M. Philippe Dallier. Il faut juste trouver l’argent ! (Sourires sur les travées du groupe Les Républicains.)

Mme Laurence Cohen. Pour l’Île-de-France, ces financements nouveaux rapporteraient 500 millions d’euros, soit 5 milliards d’euros à l’échelle nationale. Vous vous contentez de vous gausser, chers collègues de la majorité sénatoriale. Faites donc des propositions susceptibles de régler le problème ! (Mme Éliane Assassi applaudit.)

J’insiste sur ce point, rien ne se fera sans une véritable démocratisation. Il faut donner la parole à ceux qui ont une expertise importante en la matière.
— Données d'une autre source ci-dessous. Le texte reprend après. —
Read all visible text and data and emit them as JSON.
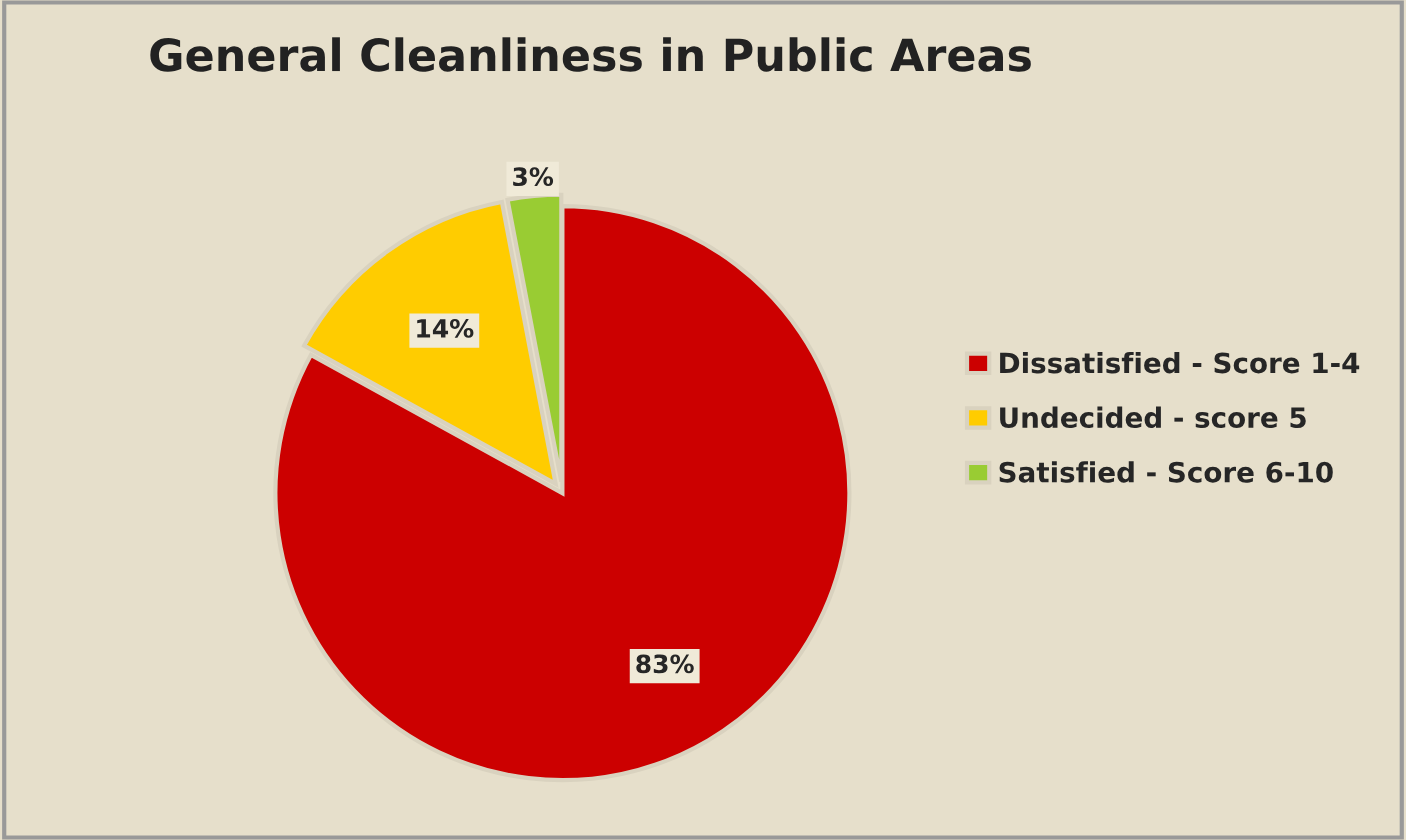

Je pense non seulement aux usagers, mais aussi au personnel.

Madame la ministre, les usagers, les associations, les comités de ligne et les syndicats attendent, avec nous, des réponses extrêmement précises aux propositions que nous formulons et qui sont largement partagées.

En réalité, l’apport de notre groupe devrait être pour votre gouvernement un point d’appui lui permettant de prendre les mesures d’urgence qui s’imposent, à la fois pour mettre un coup d’arrêt aux galères vécues par les Franciliennes et les Franciliens dans les transports en commun et pour redonner au fret ferroviaire la place qui doit être la sienne dans l’intérêt de toutes et tous.